Social Services Minister Amanda Rishworth has released a report examining the escaping violence payment, which was introduced in October 2021.
The report found as of May, the payment had supported almost 19,000 people and provided over $89 million in support.
The average cash, goods and services provided was $4224, with 89 per cent of recipients being women.
While the average gap between confirming the eligibility of a victim-survivor and the receipt of the first cash payment was 12 business days earlier in 2023, changes to the system have reduced it to three calendar days.
However, the report found further work was needed to ensure people in remote areas, older people, the LGBTQI community and Australians from culturally and linguistically diverse communities could access the payment.
The federal government allocated an additional $38.6 million in the 2022/23 budget to increase service delivery resourcing for the service provider and lead agency.
The May budget also included $38.2 million to increase the number of packages of support.
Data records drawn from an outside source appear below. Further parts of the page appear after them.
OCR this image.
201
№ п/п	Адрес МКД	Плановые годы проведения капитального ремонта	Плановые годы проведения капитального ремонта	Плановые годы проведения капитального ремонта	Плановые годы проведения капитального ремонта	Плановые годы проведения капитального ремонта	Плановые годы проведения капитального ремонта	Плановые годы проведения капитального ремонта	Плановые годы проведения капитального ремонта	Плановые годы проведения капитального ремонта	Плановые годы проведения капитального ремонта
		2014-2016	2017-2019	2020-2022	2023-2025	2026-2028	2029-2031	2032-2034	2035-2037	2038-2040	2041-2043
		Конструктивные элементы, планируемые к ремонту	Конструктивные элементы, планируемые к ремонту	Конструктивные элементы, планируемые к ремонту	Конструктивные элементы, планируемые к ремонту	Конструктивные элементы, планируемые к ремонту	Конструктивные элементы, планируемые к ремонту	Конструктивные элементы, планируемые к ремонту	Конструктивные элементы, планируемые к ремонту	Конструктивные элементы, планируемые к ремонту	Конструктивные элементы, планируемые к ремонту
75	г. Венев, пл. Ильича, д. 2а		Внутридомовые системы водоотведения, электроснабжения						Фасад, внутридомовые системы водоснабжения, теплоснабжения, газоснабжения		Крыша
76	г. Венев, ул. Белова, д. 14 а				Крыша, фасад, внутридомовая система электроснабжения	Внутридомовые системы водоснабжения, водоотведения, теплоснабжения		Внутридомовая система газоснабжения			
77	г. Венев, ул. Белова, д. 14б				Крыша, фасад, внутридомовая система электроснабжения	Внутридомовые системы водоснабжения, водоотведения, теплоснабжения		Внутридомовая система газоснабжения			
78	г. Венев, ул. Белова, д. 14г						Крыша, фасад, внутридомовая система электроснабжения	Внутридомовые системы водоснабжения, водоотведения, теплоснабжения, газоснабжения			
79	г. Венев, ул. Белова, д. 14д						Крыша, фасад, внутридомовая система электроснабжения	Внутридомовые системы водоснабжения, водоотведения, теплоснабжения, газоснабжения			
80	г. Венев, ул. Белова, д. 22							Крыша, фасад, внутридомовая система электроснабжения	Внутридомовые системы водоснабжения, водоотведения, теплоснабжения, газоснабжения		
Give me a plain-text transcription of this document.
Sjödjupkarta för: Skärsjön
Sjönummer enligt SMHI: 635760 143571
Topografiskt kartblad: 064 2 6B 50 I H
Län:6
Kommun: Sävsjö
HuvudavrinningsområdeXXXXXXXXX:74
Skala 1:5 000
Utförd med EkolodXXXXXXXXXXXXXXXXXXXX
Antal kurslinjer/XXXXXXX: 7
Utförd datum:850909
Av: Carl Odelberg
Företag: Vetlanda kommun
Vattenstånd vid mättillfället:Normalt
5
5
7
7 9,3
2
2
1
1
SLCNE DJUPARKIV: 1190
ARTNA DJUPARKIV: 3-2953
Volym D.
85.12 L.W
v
"When I took on this portfolio last year there was a backlog of more than 4000 people waiting for their escaping violence payment claims to be processed," Ms Rishworth said.
"Wait times were as high as 33 business days from submission to commencement of casework and initial payment. This was unacceptable."
She expected more people would now get access to timely support.
"Women and children experiencing violence should not be forced to remain in unsafe situations due to financial barriers," the minister said.
In Australia, one in two women has experienced sexual harassment in their lifetime and one in three has experienced violence by a partner, other known person or a stranger since the age of 15.
Violence against women and children is a leading cause of homelessness for women and children.